There’s many flavors of product marketers – you can hire those who lean much more on the marketing side or those that lean more on the product side (and are more technical). The best product marketers will enjoy both types of work even if they lean one way or another.
Early stage businesses can be very product-driven, so a strong PMM may be useful early on to help look at product roadmap etc, but you may want to consider bringing on a generalist who has had product marketing experience. When you are small and perhaps your business is small and not so complex, product marketing may be a mere concept. A generalist can pave the way for you to eventually hire on a dedicated product marketer.
The graph below may help you visualize where or when you should be hiring a PMM.
Bonus! Here’s a sample job description you can leverage to create your own.
Where does product marketing sit?
This is an age old question – does product marketer sit in product management (PM) or marketing? As a marketer, I am, of course, biased and believe that PMM should sit with marketing, but truthfully, it depends on what stage the business is in.
For early stage businesses that are still working out product-market fit, a PMM may need to sit under the product team.
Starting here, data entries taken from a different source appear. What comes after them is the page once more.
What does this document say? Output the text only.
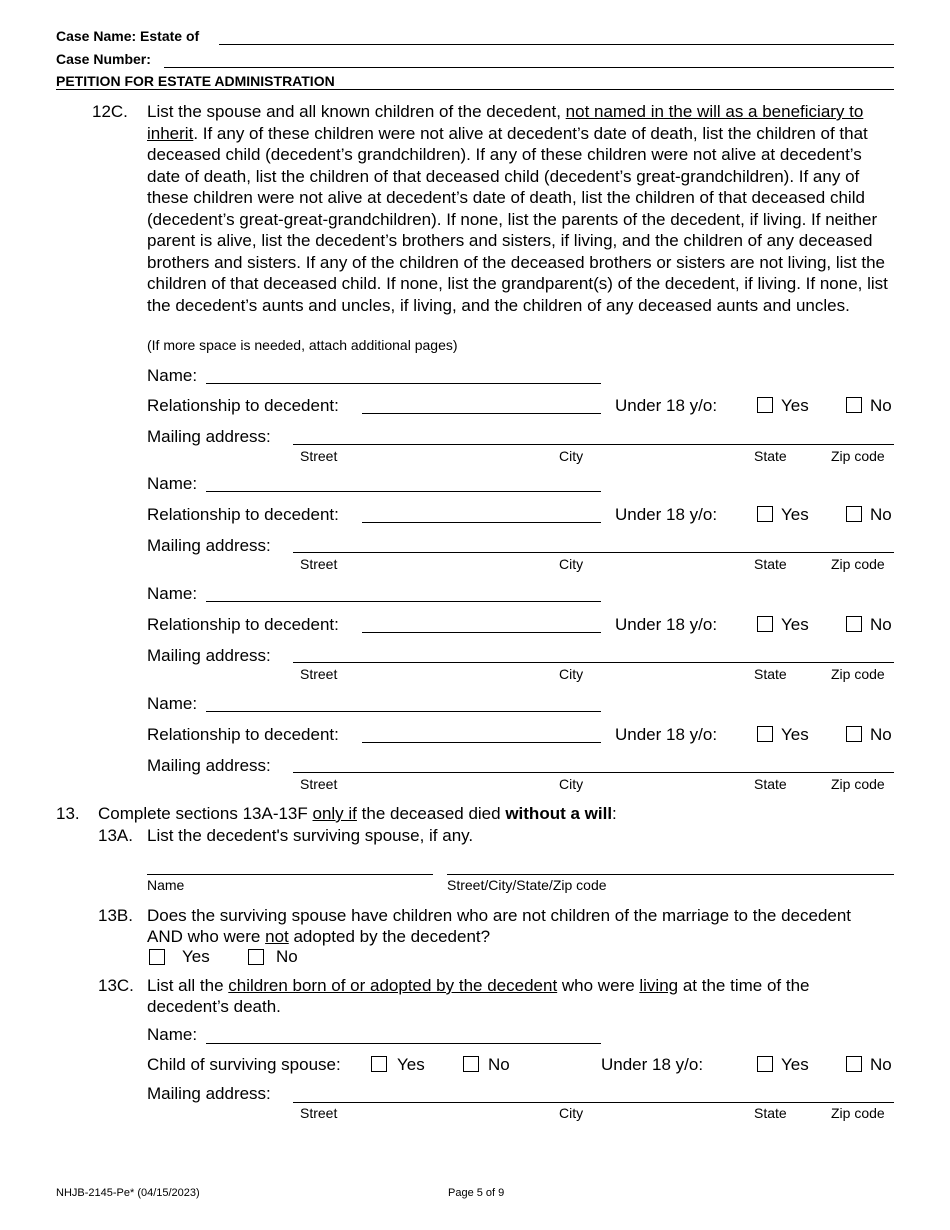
Case Name: Estate of
Case Number:
PETITION FOR ESTATE ADMINISTRATION
12C. List the spouse and all known children of the decedent, not named in the will as a beneficiary to inherit. If any of these children were not alive at decedent’s date of death, list the children of that deceased child (decedent’s grandchildren). If any of these children were not alive at decedent’s date of death, list the children of that deceased child (decedent’s great-grandchildren). If any of these children were not alive at decedent’s date of death, list the children of that deceased child (decedent’s great-great-grandchildren). If none, list the parents of the decedent, if living. If neither parent is alive, list the decedent’s brothers and sisters, if living, and the children of any deceased brothers and sisters. If any of the children of the deceased brothers or sisters are not living, list the children of that deceased child. If none, list the grandparent(s) of the decedent, if living. If none, list the decedent’s aunts and uncles, if living, and the children of any deceased aunts and uncles.
(If more space is needed, attach additional pages)
Name:
Relationship to decedent:	Under 18 y/o:	Yes	No
Mailing address:
Street	City	State	Zip code
Name:
Relationship to decedent:	Under 18 y/o:	Yes	No
Mailing address:
Street	City	State	Zip code
Name:
Relationship to decedent:	Under 18 y/o:	Yes	No
Mailing address:
Street	City	State	Zip code
Name:
Relationship to decedent:	Under 18 y/o:	Yes	No
Mailing address:
Street	City	State	Zip code
13. Complete sections 13A-13F only if the deceased died without a will:
13A. List the decedent's surviving spouse, if any.
Name	Street/City/State/Zip code
13B. Does the surviving spouse have children who are not children of the marriage to the decedent AND who were not adopted by the decedent?
Yes	No
13C. List all the children born of or adopted by the decedent who were living at the time of the decedent’s death.
Name:
Child of surviving spouse:	Yes	No	Under 18 y/o:	Yes	No
Mailing address:
Street	City	State	Zip code
NHJB-2145-Pe* (04/15/2023)	Page 5 of 9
Often times all of that foundational work – personas, product roadmaps, competitive research, needs to be done with the eye of a product manager who is living and breathing the building of the product. You can often think of a product manager as a “CEO” of a product, while the PMM is the “CMO” of a product. In this instance, the demand piece of marketing may be less important as getting the product “right” for launch.
For later stage businesses, especially when product is mature, or there are multiple products and PMM becomes its own function, it should sit within marketing. This is because marketing will be working much more closely with PMM to drive growth (or adoption), and a PMM will be working much more closely with sales.
The key thing to note with having product marketing is that it’s critical to any organization (even service-forward ones). Even if you don’t hire a dedicated PMM, you should hire someone with knowledge and background in how to support the successful growth of a product.